Handling imbalance dataset without altering the original dataset

Hi,

i tried several methods to handle imbalanced datasets

i used a simple single neuron ANN as a logistic regression model and a churn dataset

under- and oversampling worked well (especially SMOTE) but to get deeper understanding i wonder if there are even simpler ways to do than altering the original dataset?

my questions (sorry, too many of them):

  1. is changing the threshold value after training a model a usual and proper/professional way to handle imbalance dataset classification problem?

    • if so, how to do it? just run over the trained model and test data modifying threshold and calculating f1?
      is the best threshold where F1 score is the highest?
  2. is it a good idea to try to find a model with best AUC score using wandb sweeps and then find the best threshold value of that model maximizing the F1 score?

  3. what if i train a model with a threshold value other than 0.5

    • doing wandb sweeps finding the best AUC or f1 score?
  4. applying class weights will help to improve recall but in return precision will decrease

    • how to make it right? how to maximize F1 score?
  5. does it improve my model if i add one or more hidden layers to it?

thank you!

can you help me? @bhutanisanyam1

Hi @teamtom

These are all good questions and I wouldn’t say there’s concrete answers that apply in all cases.

For tuning the output of your model, choosing a threshold value is generally a tradeoff between False Positives versus False Negatives.
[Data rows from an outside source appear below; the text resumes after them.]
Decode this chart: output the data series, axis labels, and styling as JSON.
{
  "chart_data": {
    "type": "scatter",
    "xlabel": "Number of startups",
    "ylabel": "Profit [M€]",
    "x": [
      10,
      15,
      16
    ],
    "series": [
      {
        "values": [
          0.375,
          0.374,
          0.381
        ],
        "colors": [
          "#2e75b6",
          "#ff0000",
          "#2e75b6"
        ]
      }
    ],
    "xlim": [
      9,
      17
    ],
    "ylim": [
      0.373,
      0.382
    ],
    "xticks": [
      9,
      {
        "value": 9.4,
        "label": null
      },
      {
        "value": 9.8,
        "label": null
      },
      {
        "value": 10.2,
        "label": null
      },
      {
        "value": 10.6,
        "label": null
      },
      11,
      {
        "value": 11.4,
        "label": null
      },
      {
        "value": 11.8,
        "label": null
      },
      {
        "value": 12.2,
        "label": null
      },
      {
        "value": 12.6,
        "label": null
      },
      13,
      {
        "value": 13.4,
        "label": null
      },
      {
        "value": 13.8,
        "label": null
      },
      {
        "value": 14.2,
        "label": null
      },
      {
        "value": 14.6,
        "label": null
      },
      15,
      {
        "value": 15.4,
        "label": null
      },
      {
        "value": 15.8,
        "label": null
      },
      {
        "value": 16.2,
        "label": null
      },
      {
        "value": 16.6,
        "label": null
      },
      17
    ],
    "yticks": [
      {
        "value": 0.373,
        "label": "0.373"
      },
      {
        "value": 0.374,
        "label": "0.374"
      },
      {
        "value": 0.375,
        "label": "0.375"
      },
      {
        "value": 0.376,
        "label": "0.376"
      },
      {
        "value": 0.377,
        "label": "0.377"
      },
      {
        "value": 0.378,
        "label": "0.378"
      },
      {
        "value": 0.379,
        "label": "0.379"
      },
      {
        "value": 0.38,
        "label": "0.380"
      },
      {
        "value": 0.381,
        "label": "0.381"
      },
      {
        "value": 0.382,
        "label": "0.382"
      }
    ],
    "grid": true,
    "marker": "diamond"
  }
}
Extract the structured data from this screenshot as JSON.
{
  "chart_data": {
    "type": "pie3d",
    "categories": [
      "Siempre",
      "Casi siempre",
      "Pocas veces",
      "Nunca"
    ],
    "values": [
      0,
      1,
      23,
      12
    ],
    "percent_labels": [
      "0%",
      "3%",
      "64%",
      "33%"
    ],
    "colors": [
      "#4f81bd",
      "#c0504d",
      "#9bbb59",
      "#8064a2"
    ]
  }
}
It’s a consideration you’ll want to make depending on the task. If getting the highest F1 is all you care about, then tuning your threshold to achieve this is ok. The only extra consideration here is to be sure to not tune to a test set, because that’s considered bad practise.

I would say for questions 1-4, they’re all pretty similar and the answer is generally that it depends how you want your system to behave.

For question 5, for questions like these where you’re considering your model architecture, I would say you are better off using off the shelf architectures and understanding how they work by reading the papers that introduced them. The Timm library is a good resource to find image architectures and papers. Generally, more model capacity is a good thing, but deeper models can cause issues like vanishing gradients so there are approaches to overcome these like skip connections etc. For those reasons, it can often be a good idea to choose off-the-shelf architectures that’ll fit on your machine.